Unchecked Projections In, Exclusion Out

Appraisers sometimes assume the truth of and rely on data or projections prepared by another—usually a party to the litigation or another expert.  When they do so, USPAP requires not only that the appraiser identify those assumptions in their report, but also that the appraiser make some independent inquiry as to the reasonableness of the data or projections relied upon.  Blind reliance won’t suffice.

In Contr. Packaging, Inc. v Cent. Garden & Pet Co., an expert appraiser’s offered testimony was rejected because the expert failed to test the reasonableness of the projections he relied upon.  This, said the court, was a fatal flaw in the appraiser’s methodology, requiring exclusion of the opinion:

The starting point of Zyla’s analysis was the assumption that the projections created by Gulfstream were accurate and attainable, and although an expert may rely on assumptions, he must premise his opinion on reliable assumptions.  Instead, Zyla has merely accepted the Gulfstream projections as true based on the opinions of others and on Gulfstream’s alleged marketing expertise without any independent examination.

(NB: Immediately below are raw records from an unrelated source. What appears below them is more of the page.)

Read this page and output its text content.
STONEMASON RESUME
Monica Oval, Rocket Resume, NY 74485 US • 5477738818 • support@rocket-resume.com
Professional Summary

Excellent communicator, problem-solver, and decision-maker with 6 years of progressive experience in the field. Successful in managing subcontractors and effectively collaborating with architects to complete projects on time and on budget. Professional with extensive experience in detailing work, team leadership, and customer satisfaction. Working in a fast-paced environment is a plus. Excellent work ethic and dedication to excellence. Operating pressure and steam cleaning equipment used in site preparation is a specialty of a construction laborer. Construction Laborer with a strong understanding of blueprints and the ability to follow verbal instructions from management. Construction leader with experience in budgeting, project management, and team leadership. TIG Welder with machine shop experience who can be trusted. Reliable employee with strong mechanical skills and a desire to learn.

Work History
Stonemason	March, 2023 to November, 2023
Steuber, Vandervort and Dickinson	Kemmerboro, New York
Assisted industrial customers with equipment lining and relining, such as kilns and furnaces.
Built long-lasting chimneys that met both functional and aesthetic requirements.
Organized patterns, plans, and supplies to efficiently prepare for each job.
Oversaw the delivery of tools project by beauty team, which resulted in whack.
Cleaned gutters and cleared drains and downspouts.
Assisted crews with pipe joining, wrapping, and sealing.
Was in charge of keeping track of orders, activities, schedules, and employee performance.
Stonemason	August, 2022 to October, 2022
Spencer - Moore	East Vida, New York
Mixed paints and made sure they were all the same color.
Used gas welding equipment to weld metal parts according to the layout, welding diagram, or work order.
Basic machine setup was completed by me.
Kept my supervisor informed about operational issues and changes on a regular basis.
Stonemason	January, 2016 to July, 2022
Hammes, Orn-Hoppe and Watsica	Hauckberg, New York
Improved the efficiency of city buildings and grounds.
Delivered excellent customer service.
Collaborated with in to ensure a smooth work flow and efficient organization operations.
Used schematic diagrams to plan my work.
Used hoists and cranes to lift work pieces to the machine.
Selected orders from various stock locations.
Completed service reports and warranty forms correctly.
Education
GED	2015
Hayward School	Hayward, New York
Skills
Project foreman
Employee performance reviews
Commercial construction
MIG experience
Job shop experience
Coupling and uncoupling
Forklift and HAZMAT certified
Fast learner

(2011 WL 13162306, at *6 [ND Ga Mar. 31, 2011]).  While an appraiser need not perform a full audit of the company prior to rendering a valuation opinion, an appraiser who fails to perform some reasonableness testing on projections provided by management is risking exclusion.  As Contr. Packaging demonstrates, that failure goes not only to the weight of the expert’s opinion, but also to the reliability of the methodology, and it therefore is an appropriate basis for exclusion.


Valuation proceedings often rise and fall with how the court receives the testimony of an expert appraiser, and the exclusion of an expert appraiser in a valuation proceeding would be disastrous. It is incumbent on counsel to rigorously oversee the selection of and engagement with an expert appraiser, avoiding these and other pitfalls along the way.